Mr Key yesterday announced the much-anticipated blueprint for the city centre, which would feature a covered sports stadium as its showpiece.
The plan includes 12 key sites for major facilities, including a new 2000-capacity convention centre at a "postcard location" by the Avon River, a huge aquatic and indoor sports facility, a revitalised square with a new central library, and a "frame" of leafy open spaces.
For the plan to be realised the Government will have to buy land off some 800 landowners.
Mr Key has promised landowners would get a fair price, but this morning would not say how much the Government intended to spend on the buy-up.
"Clearly we can't spell out exactly how much money we're going to spend because that would give away the negotiating hand of the Government and wouldn't make a lot of sense," he told TV3's Firstline this morning.
"If you looked at the land today, it's probably not worth very much at all. Now clearly the Government has to be fairer than that, so we're going to try to sit down, we'd like to try to negotiate with landowners as much as we possibly can.
"If in the end we couldn't, then we have the power under the legislation to involuntarily acquire the land as we could theoretically under the Public Works Act. So we have the capacity to do that, but we'd rather work in a more collaborative process."
The new CBD would have a smaller land footprint - which would solve the problem of "too much land, not enough demand" - but Mr Key said it would also have greater capacity.
"So economics would tell you that over time, the land values will probably rise."
Investors who already had significant land holdings in the CBD were "very enthused" by the blueprint and just wanted to get on with it, Mr Key said.
Earthquake Recovery Minister Gerry Brownlee has also refused to say how much the Government would spend.
He said yesterday that the Government had allocated $5.5 billion on the earthquake recovery so far and had already spent $2.45b.
The blueprint will result in a low-rise city, with a maximum height limit on new buildings of 28m, or up to eight storeys, and will be divided into precincts of health, arts and entertainment, retail, as well as the justice and emergency sectors.
The Christchurch Central Development Unit, set up in April by the Canterbury Earthquake Recovery Authority (Cera) to plan the CBD rebuild, was given 100 days to come up with the blueprint.
The city centre was largely destroyed in the magnitude-6.3 earthquake of February 22 last year, which claimed 185 lives.
Investors and developers say they have been unable to consider any rebuild plans until they knew the location of the new civic facilities.
Mr Brownlee said the recovery plan contained a blueprint for a smaller, greener, central city that will set Christchurch apart from any other urban centre.
"The plan and its implementation are being watched by the rest of the world, which has also been supportive of Christchurch in its time of need," Mr Brownlee said.
"I anticipate a light, airy, college-campus style feel for the home of numerous innovative Christchurch companies and public sector agencies."

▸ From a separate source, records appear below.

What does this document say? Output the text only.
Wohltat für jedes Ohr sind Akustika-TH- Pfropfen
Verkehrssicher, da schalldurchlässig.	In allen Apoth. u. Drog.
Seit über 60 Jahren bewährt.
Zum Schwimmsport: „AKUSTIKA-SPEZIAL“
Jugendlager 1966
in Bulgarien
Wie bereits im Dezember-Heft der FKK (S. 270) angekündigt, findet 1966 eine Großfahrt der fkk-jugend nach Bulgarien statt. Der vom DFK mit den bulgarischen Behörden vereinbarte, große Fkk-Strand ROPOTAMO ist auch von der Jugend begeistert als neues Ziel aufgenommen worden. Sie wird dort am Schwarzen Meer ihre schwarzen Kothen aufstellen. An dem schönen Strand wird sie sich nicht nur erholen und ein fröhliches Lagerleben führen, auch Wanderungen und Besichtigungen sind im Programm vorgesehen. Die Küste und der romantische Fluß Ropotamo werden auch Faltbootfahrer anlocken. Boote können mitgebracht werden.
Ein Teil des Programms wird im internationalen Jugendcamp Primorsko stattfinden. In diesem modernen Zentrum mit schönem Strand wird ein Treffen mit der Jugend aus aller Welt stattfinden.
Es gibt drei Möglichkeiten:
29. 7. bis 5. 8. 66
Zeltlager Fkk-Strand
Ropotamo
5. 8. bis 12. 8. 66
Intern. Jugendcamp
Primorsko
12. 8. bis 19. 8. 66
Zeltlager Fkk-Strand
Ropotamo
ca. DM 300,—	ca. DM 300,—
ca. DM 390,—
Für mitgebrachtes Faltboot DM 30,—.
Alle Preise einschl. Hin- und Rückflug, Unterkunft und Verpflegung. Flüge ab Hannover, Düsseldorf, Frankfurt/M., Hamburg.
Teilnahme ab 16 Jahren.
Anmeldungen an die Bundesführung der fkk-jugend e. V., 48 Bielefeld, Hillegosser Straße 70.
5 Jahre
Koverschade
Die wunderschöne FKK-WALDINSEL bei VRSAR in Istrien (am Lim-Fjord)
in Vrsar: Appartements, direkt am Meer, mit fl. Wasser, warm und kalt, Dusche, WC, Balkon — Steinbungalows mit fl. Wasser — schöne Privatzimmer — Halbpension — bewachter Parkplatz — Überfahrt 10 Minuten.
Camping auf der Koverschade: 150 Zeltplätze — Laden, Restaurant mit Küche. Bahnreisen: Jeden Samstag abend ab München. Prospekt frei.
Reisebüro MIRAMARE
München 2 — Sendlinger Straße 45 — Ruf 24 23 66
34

The Government will be working with around 800 city property owners, and will have the powers under the Cera Act 2011 to compulsorily buy land it needs to make way for key facilities.
Further details on a new hospital, advanced technology hub, and a justice precinct are expected to follow in coming months.
Christchurch Mayor Bob Parker yesterday said the plan was a "bold vision", and the blueprint received rave reviews from developers and investors at last night's glitzy launch at the city council headquarters.
Millionaire city property owner Antony Gough said the city had been in "uncharted waters" but now had "a chart to lead the way".